Ada yang menjadi dokter pribadi, bendaharawan, atau wazir, sehingga kehadiran mereka sedikit banyak mempengaruhi perkembangan Khalid ibn Yazid, cucu Muawiyah, tertarik pada ilmu kimia dari ilmu kedokteran. Ia menyediakan sejumlah harta untuk menyuruh para sarjana Yunani yang bermukim di Mesir untuk menerjemahkan buku-buku Kimia dari kedokteran ke dalam bahasa Arab dan itu menjadi terjemahan pertama dalam sejarah. Al Walid ibn Abdul Malik memberikan perhatian kepada bimaristan, yaitu rumah sakit sebagai tempat berobat dari perawatan orang-orang sakit serta sebagai tempat studi kedokteran. Khalifah Umar Ibn Abbas Azis menyuruh ulama secara resmi untuk membukukan hadis-hadis Nabi. Khalifah ini juga bersahabat dengan Ibn Abjar, seorang dokter dari Iskandariyah yang kemudian menjadi dokter pribadinya.
Ilmu pengetahuan pada masa Daulah Bani Umayyah terbagi menjadi dua yaitu:
  1. Al-Adaabul Hadisah (ilmu-ilmu baru), yang terpecah menjadi dua bagian:
  • Al-Ulumul Islamiyah, yaitu ilmu-ilmu Alquran, al-hadist, al-Fiqh, al-ulumul Lisaniyah, at-Tarikh dan al-Jughrafi.

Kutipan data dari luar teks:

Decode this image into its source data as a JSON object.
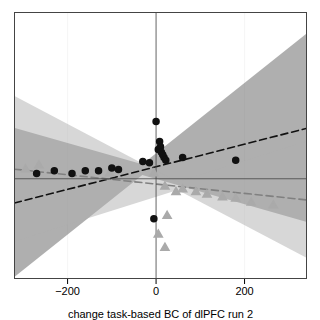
{
  "chart_data": {
    "type": "scatter",
    "xlabel": "change task-based BC of dlPFC run 2",
    "xlim": [
      -320,
      340
    ],
    "ylim": [
      -0.75,
      1.25
    ],
    "xticks": [
      -200,
      0,
      200
    ],
    "yticks": [],
    "tick_labels": "x",
    "grid": true,
    "reference_lines": {
      "x": [
        0
      ],
      "y": [
        0
      ]
    },
    "series": [
      {
        "type": "area",
        "color": "#606060",
        "x": [
          -320,
          -30,
          340
        ],
        "lower": [
          -0.744,
          0.0245,
          -0.327
        ],
        "upper": [
          0.38,
          0.1045,
          1.085
        ]
      },
      {
        "type": "area",
        "color": "#b0b0b0",
        "x": [
          -320,
          50,
          340
        ],
        "lower": [
          -0.476,
          -0.0875,
          -0.595
        ],
        "upper": [
          0.62,
          -0.0275,
          0.277
        ]
      },
      {
        "type": "line",
        "color": "#111111",
        "line_style": "dashed",
        "x": [
          -320,
          340
        ],
        "values": [
          -0.182,
          0.379
        ]
      },
      {
        "type": "line",
        "color": "#808080",
        "line_style": "dashed",
        "x": [
          -320,
          340
        ],
        "values": [
          0.072,
          -0.159
        ]
      },
      {
        "type": "scatter",
        "color": "#aaaaaa",
        "marker": "triangle",
        "x": [
          -295,
          -265,
          -105,
          -5,
          20,
          45,
          60,
          90,
          115,
          150,
          180,
          215,
          265,
          25,
          5,
          20
        ],
        "values": [
          0.07,
          0.1,
          0.04,
          0.04,
          -0.06,
          -0.1,
          -0.08,
          -0.1,
          -0.12,
          -0.14,
          -0.15,
          -0.18,
          -0.2,
          -0.28,
          -0.42,
          -0.52
        ]
      },
      {
        "type": "scatter",
        "color": "#111111",
        "marker": "circle",
        "x": [
          -270,
          -230,
          -190,
          -160,
          -130,
          -100,
          -85,
          -30,
          -15,
          0,
          5,
          8,
          10,
          12,
          15,
          18,
          22,
          60,
          180,
          -5
        ],
        "values": [
          0.04,
          0.06,
          0.04,
          0.06,
          0.06,
          0.08,
          0.07,
          0.13,
          0.12,
          0.43,
          0.22,
          0.28,
          0.24,
          0.2,
          0.18,
          0.16,
          0.14,
          0.16,
          0.14,
          -0.3
        ]
      }
    ]
  }
}
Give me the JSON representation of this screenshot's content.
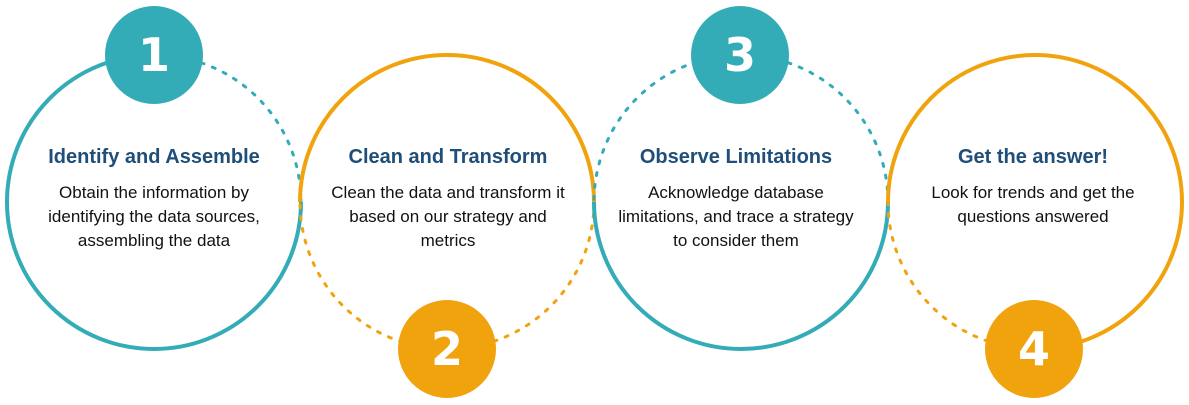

  • Al-Ulumud Dakhiliyah, yaitu ilmu-ilmu yang diperlukan oleh kemajuan Islam, seperti ilmu thib, fisafat, ilmu pasti dan ilmu-ilmu eksakta lainnya yang disalin dari bahasa Persia dan Romawi.
  1. Al-Adaabul Qadimah (ilmu-ilmu lama), yaitu ilmu-ilmu yang telah ada di      zaman Jahiliah dan di zaman khalafaur rasyidin, seperti ilmu-ilmu lughah, syair,  khitabah dan amsaal.


Pada permulaan masa Daulah Bani Umayyah orang Muslim membutuhkan hukum dan undang-undang, yang bersumber pada al-Qur’an. Oleh karena itu mereka mempunyai minat yang besar terhadap tafsir Alquran. Ahli tafsir pertama dan termashur pada masa tersebut adalah Ibnu Abbas. Beliau menafsirkan Alquran dengan riwayat dan isnaad. Kesulitan-kesulitan kaum muslimin dalam mengartikan ayat-ayat Alquran dicari dalam al-Hadis. Karena terdapat banyak hadis yang bukan hadis, maka timbullah usaha untuk mencari riwayat dan sanad al-hadis, yang akhirnya menjadi ilmu hadis dengan segala cabang-cabangnya. Maka kitab tentang ilmu hadis mulai banyak dikarang oleh orang-orang Muslim. Diantara para muhaddistin yang termashur pada zaman itu, yaitu: Abu Bakar Muhammad bin Muslim bin Ubaidillah bin Abdullah bin Syihab az-Zuhry, Ibnu Abi Malikah (Abdullah bin Abi Malikah at-Tayammami al-Makky, Al-Auza’I Abdur Rahman bin Amr, Hasan Basri Asy-Sya’bi.


3. KEMAJUAN BIDANG EKONOMI
Pada masa Bani Umayyah ekonomi mengalami kemajuan yang luar biasa. Dengan wilayah penaklukan yang begitu luas, maka hal itu memungkinkannya untuk mengeksploitasi potensi ekonomi negeri-negeri taklukan. Mereka juga dapat mengangkut sejumlah besar budak ke Dunia Islam. Penggunaan tenaga kerja ini membuat bangsa Arab hidup dari negeri taklukan dan menjadikannya kelas pemungut pajak dan sekaligus memungkinkannya mengeksploitasi negeri-negeri tersebut, seperti Mesir, Suriah dan Irak.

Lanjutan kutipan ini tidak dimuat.